Krucheniuk, Nastya
Krucheniuk, Vera
Nastya Krucheniuk, a widow, resided in the village of Zozulintsy (today Zozulyvtsi, Vinnytsya District). Upon the outbreak of the German-Soviet war, her eldest son, Anton, was called up for service in the Red Army. Nastya remained at home with her daughter, Vera, 14, and her younger son. The family’s financial condition, already dire before the war, became even more strained under the German occupation. In the fall of 1942, Usher and Sofia Atenzon and their children, three-year-old Dmitri and Haim, an infant, came to Nastya’s home. Usher was a pharmacist in the nearby village of Salnitsa and he was acquainted with Nastya who was a sickly woman and one that had frequented his store often. Before coming to her home, the Atenzons had been moved into the Khmelnik ghetto (also in Vinnitsa District). However, after a killing operation in which many Jews were murdered took place, it became clear to them that they had little chance of surviving there. Thus, they fled to Zozulintsy, where, totally destitute, they turned to Nastya for help. However, she, too, did not have the wherewithal with which to support the Jewish fugitives. In order to survive, Sofia returned to Salnitsa (now Sal’nytsya, nine km from Zozulintsy) in order to retrieve some of their belongings, items, which they had left with Ukrainian neighbors at the start of the occupation. While she was away, Usher hid in Nastya’s attic. However, Dimitri and Haim were too young to be kept in hiding, and it soon became known to the village that Nastya was sheltering war fugitives. Nastya suspected that the villagers knew the fugitives’ true identity as Jews, which heightened her fear that they would be arrested. One day in the spring of 1943, German soldiers burst into Nastya’s house demanding eggs and chickens. They left immediately after getting what they wanted, but the incident so unnerved Nastya that she asked the Atenzons to leave. The fugitives took refuge in anearby forest, and with the help of a forester built a dugout.

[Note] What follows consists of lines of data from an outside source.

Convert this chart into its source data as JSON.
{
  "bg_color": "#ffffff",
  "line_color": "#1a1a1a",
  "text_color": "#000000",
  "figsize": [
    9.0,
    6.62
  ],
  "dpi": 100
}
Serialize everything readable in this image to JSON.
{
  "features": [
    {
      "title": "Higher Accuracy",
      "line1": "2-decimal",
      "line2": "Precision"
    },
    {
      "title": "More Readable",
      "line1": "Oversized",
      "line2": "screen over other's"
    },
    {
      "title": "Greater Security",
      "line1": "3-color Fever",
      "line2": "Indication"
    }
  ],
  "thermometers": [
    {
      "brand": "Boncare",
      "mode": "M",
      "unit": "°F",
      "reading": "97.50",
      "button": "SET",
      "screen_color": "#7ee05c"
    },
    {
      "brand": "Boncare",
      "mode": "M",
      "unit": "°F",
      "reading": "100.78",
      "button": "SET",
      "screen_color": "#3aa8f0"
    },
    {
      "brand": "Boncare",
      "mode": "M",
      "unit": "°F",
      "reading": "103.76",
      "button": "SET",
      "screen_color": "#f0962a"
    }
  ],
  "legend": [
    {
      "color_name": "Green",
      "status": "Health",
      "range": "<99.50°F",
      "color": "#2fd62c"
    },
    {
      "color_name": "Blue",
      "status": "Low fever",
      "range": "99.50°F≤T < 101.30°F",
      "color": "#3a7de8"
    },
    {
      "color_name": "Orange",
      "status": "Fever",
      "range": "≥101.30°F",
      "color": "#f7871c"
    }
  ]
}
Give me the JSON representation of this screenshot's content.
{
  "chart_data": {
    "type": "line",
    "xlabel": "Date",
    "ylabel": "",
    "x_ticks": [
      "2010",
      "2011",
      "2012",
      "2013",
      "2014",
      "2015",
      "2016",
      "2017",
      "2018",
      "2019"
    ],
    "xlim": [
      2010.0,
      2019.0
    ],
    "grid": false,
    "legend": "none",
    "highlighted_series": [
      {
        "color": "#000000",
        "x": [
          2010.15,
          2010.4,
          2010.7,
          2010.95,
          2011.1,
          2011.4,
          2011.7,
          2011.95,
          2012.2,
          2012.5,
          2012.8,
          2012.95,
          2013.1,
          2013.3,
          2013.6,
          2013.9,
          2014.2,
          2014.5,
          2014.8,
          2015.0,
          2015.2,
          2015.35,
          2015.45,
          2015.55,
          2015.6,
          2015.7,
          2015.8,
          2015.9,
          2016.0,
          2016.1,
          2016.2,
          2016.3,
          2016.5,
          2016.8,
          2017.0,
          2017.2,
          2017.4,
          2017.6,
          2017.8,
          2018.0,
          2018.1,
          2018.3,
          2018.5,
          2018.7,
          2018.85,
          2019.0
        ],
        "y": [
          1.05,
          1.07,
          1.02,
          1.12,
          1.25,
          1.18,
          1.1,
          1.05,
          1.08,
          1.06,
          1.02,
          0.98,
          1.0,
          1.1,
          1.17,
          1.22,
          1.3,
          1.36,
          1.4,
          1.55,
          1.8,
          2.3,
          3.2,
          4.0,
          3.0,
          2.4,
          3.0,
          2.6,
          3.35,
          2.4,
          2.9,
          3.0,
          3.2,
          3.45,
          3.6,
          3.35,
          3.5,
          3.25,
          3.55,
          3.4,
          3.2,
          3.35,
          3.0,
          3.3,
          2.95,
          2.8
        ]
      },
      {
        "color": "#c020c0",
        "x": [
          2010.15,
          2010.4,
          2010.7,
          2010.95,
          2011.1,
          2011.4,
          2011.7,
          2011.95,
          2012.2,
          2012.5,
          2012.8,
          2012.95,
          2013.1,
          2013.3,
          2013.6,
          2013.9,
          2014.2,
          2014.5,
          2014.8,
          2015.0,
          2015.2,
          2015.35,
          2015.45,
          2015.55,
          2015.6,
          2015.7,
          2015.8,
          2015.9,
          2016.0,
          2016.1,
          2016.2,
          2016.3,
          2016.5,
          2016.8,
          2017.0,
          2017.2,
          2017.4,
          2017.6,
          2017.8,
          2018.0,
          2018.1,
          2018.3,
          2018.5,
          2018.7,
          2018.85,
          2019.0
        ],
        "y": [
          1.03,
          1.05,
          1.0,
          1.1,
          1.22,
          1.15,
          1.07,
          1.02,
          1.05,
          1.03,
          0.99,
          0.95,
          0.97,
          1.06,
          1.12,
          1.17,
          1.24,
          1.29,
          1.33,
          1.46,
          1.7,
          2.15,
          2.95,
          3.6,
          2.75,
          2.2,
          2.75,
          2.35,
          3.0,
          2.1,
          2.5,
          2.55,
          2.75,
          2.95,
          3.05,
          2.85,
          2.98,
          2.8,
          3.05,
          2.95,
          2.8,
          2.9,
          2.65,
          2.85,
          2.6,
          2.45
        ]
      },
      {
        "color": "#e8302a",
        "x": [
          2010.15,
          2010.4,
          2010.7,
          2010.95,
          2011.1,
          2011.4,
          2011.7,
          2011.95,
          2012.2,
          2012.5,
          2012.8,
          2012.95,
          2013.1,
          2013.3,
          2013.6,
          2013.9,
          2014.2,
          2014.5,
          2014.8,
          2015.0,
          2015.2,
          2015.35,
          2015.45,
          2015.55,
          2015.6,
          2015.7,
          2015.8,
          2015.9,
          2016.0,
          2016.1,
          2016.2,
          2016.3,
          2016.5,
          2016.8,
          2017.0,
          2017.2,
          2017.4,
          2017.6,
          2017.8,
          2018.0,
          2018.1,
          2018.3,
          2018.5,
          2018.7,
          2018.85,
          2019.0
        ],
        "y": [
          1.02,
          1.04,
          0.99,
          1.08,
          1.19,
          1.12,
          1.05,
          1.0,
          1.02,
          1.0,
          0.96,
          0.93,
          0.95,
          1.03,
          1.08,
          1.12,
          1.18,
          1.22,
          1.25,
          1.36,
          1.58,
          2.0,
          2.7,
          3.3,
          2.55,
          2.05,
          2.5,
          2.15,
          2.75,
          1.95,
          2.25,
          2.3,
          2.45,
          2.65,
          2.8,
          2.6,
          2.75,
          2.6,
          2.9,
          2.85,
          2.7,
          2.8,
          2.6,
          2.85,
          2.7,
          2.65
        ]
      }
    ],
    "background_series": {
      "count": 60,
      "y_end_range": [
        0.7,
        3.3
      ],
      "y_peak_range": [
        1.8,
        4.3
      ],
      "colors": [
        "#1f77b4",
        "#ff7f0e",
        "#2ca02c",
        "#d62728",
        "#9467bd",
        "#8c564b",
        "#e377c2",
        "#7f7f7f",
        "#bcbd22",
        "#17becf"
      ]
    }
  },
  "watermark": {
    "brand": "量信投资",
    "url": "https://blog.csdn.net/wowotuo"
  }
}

Even though Vera brought them food, Sofia continued to risk her life by asking for handouts from the villagers, as well. Several months later, one-year-old Haim died of cold and hunger; the rest of the Atenzons survived until the liberation in the spring of 1944. After the war the Atenzons and the Krucheniuk family maintained contacts.
On February 10, 2002, Yad Vashem recognized Nastya Krucheniuk and her daughter, Vera, as Righteous Among the Nations.